La conception scrutatrice de Celibidache opère miraculeusement dans les passages rêveurs, en apparence les moins articulés d’une écriture que l’on dit molle alors, sinon confuse -ces pages incomprises qui ont cantonné tant de compositeurs étrangers aux modèles français et allemand dans les fameuses « écoles nationales » chères à nos historiens de la musique. Ses tempi jugés souvent trop lents figurent en bonne place parmi les critiques adressées par ses détracteurs (à ce propos, voir notre portrait dans Le Mag). On pourrait la retenir à l’encontre de ceux choisis pour le début de ce Finale. Bien qu’Allegro moderato, on serait tenté de le trouver moins dansant qu’on ne le souhaiterait. Or, précisément, la théorie qui sous-tend l’esthétique générale de Celibidache trouve là une illustration de son bien-fondé. Outre que le moderato est observé à la lettre -à savoir que ce n’est pas une indication de vitesse, mais de sentiment : il faut donc éprouver la retenue-, la prise en charge de tout le détail de la partition ouvre à un autre niveau : la musique ne danse pas moins qu’ailleurs, mais elle danse intérieurement. Il danse en elle. On est passé de la figuration musicale de la danse à son incarnation en musique.

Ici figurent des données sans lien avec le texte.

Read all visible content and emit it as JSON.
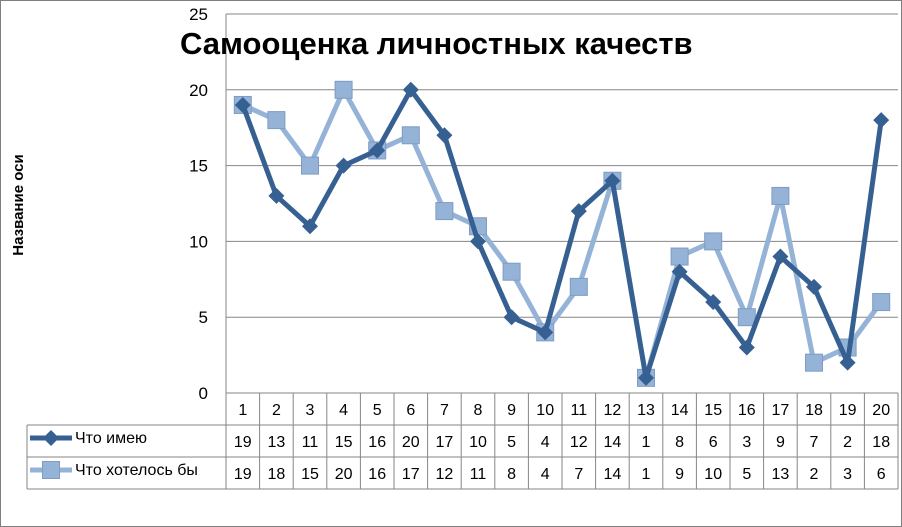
{
  "chart_data": {
    "type": "line",
    "title": "Самооценка личностных качеств",
    "xlabel": "",
    "ylabel": "Название оси",
    "ylim": [
      0,
      25
    ],
    "y_ticks": [
      "0",
      "5",
      "10",
      "15",
      "20",
      "25"
    ],
    "grid": true,
    "legend": "data-table",
    "categories": [
      "1",
      "2",
      "3",
      "4",
      "5",
      "6",
      "7",
      "8",
      "9",
      "10",
      "11",
      "12",
      "13",
      "14",
      "15",
      "16",
      "17",
      "18",
      "19",
      "20"
    ],
    "series": [
      {
        "name": "Что имею",
        "color": "#366092",
        "marker": "diamond",
        "values": [
          19,
          13,
          11,
          15,
          16,
          20,
          17,
          10,
          5,
          4,
          12,
          14,
          1,
          8,
          6,
          3,
          9,
          7,
          2,
          18
        ]
      },
      {
        "name": "Что хотелось бы",
        "color": "#95b3d7",
        "marker": "square",
        "values": [
          19,
          18,
          15,
          20,
          16,
          17,
          12,
          11,
          8,
          4,
          7,
          14,
          1,
          9,
          10,
          5,
          13,
          2,
          3,
          6
        ]
      }
    ]
  }
}
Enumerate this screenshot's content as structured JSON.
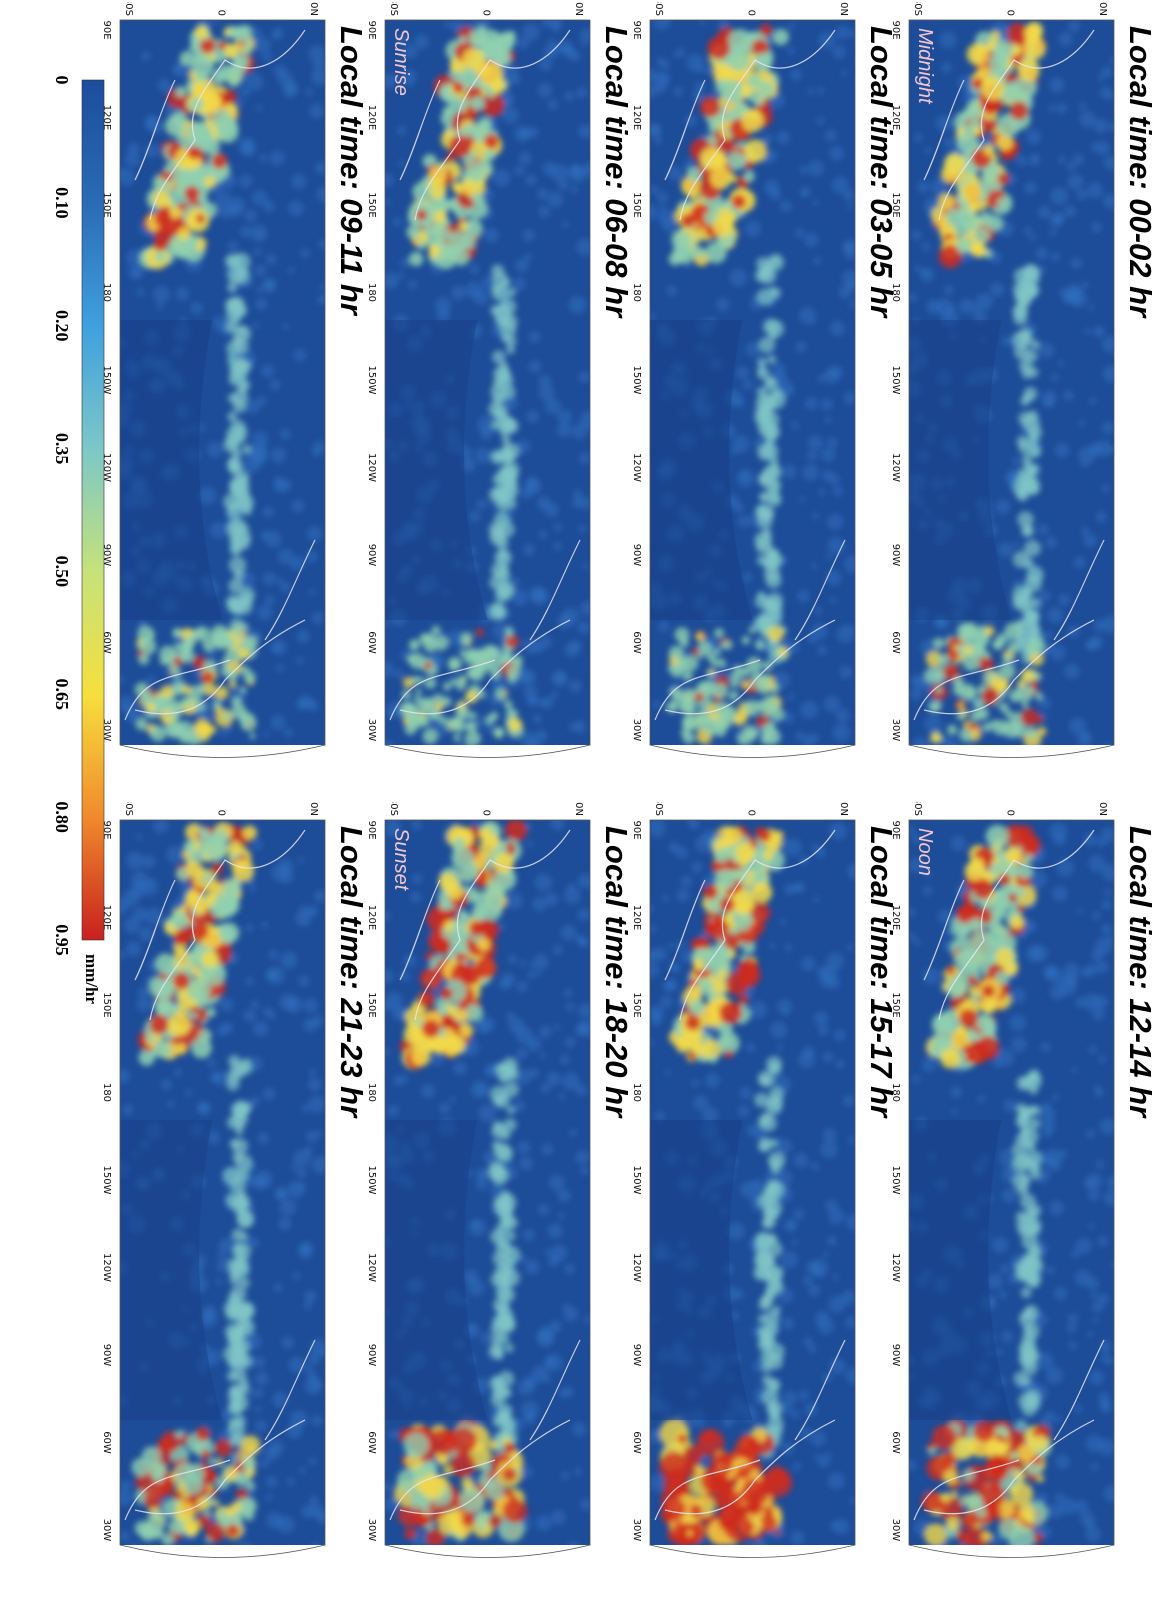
{
  "panels": [
    {
      "id": "p1",
      "title": "Local time: 00-02 hr",
      "corner_label": "Midnight"
    },
    {
      "id": "p2",
      "title": "Local time: 03-05 hr",
      "corner_label": ""
    },
    {
      "id": "p3",
      "title": "Local time: 06-08 hr",
      "corner_label": "Sunrise"
    },
    {
      "id": "p4",
      "title": "Local time: 09-11 hr",
      "corner_label": ""
    },
    {
      "id": "p5",
      "title": "Local time: 12-14 hr",
      "corner_label": "Noon"
    },
    {
      "id": "p6",
      "title": "Local time: 15-17 hr",
      "corner_label": ""
    },
    {
      "id": "p7",
      "title": "Local time: 18-20 hr",
      "corner_label": "Sunset"
    },
    {
      "id": "p8",
      "title": "Local time: 21-23 hr",
      "corner_label": ""
    }
  ],
  "lon_ticks": [
    "90E",
    "120E",
    "150E",
    "180",
    "150W",
    "120W",
    "90W",
    "60W",
    "30W"
  ],
  "lat_ticks": [
    "30N",
    "0",
    "30S"
  ],
  "colorbar": {
    "unit": "mm/hr",
    "labels": [
      "0",
      "0.10",
      "0.20",
      "0.35",
      "0.50",
      "0.65",
      "0.80",
      "0.95"
    ],
    "colors": [
      "#1c4d9c",
      "#2a6bb6",
      "#3fa0de",
      "#7cc7c8",
      "#c6e27a",
      "#f6df3e",
      "#f08a2c",
      "#c8201e"
    ]
  },
  "colors": {
    "ocean_low": "#1d4c98",
    "rain_mid": "#f2d94a",
    "rain_high": "#cf2a1e",
    "coast": "#e8e6f2"
  }
}
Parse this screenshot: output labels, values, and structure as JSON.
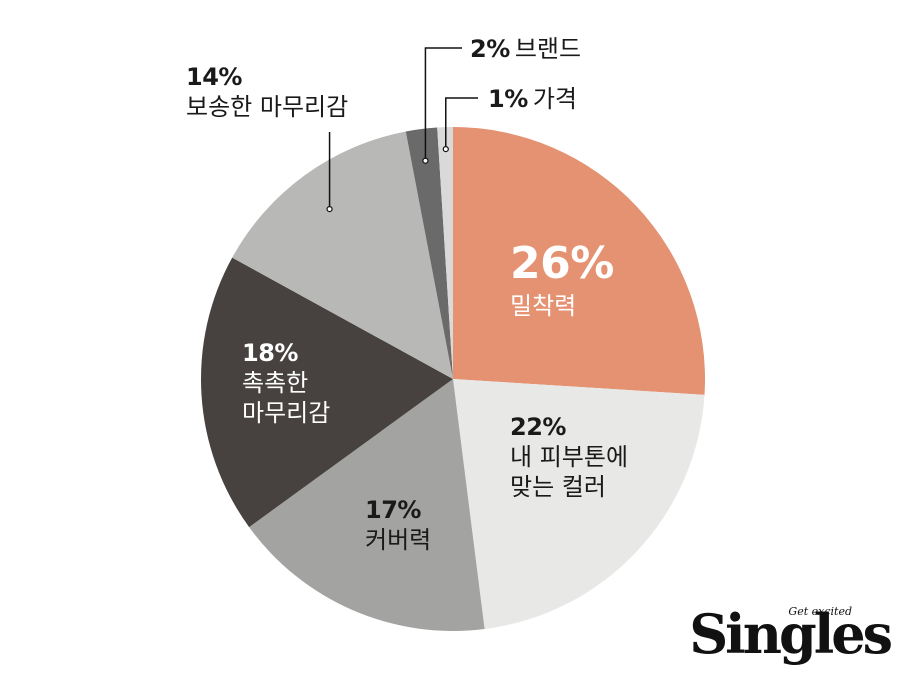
{
  "chart_data": {
    "type": "pie",
    "slices": [
      {
        "name": "밀착력",
        "percent": "26%",
        "value": 26,
        "color": "#e49272"
      },
      {
        "name": "내 피부톤에 맞는 컬러",
        "line1": "내 피부톤에",
        "line2": "맞는 컬러",
        "percent": "22%",
        "value": 22,
        "color": "#e8e9e7"
      },
      {
        "name": "커버력",
        "percent": "17%",
        "value": 17,
        "color": "#a3a4a2"
      },
      {
        "name": "촉촉한 마무리감",
        "line1": "촉촉한",
        "line2": "마무리감",
        "percent": "18%",
        "value": 18,
        "color": "#474240"
      },
      {
        "name": "보송한 마무리감",
        "percent": "14%",
        "value": 14,
        "color": "#b8b9b7"
      },
      {
        "name": "브랜드",
        "percent": "2%",
        "value": 2,
        "color": "#6a6a6a"
      },
      {
        "name": "가격",
        "percent": "1%",
        "value": 1,
        "color": "#d9d9d9"
      }
    ]
  },
  "brand": {
    "tagline": "Get excited",
    "wordmark": "Singles"
  }
}
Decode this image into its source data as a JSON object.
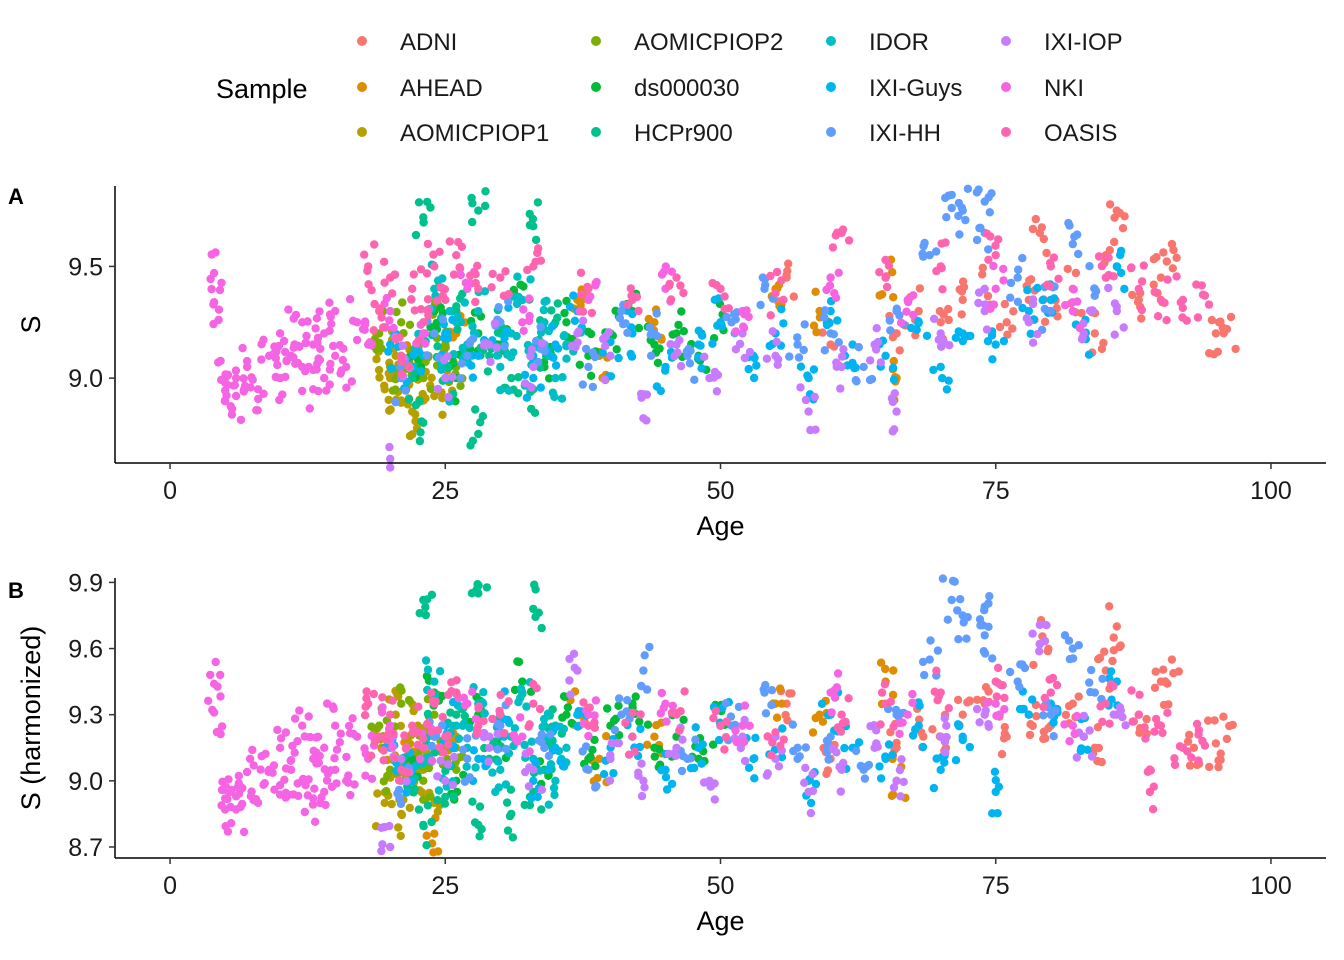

Est-ce trop faire dire à Dvorak, ou bien est-ce simplement livrer enfin tout Dvorak. L’effet est extraordinaire. Il ne l’est pas moins lorsque l’on considère la succession de couleurs obtenues d’un orchestre qui n’avait que deux années d’existence. Cette ascension des trompettes, puis des cuivres où se déploie l’éventail opulent de pleins jeux d’orgues, ces chatoiements glissés derrière l’instrument soliste puis la descente du violoncelle, planant comme feuille au vent ; tout ça est d’une saisissante beauté. Le final couronne le tout d’un surprenant effet de zoom arrière qui dégage de grandioses perspectives sur l’ensemble, obtenu de nuances dynamiques d’une précision à couper le souffle. On le voit, la virtuosité de la direction n’a qu’un objectif : dégager le sens dans la forme, lier celle-ci pour l’exalter comme liberté à l’œuvre. Aventure à laquelle l’auditeur est associé, élevé dans son écoute à un rôle créateur. Que le concerto de Dvorak -encore cantonné dans le rôle de grand compositeur d’un petit pays- en soit l’occasion dit assez la valeur d’une telle leçon.
Jacqueline du Pré (violoncelle), Swedish Radio Symphony Orchestra, dir. Sergiu Celibidache.
Enregistrement public au Konserthus de Stockholm, en novembre 1967.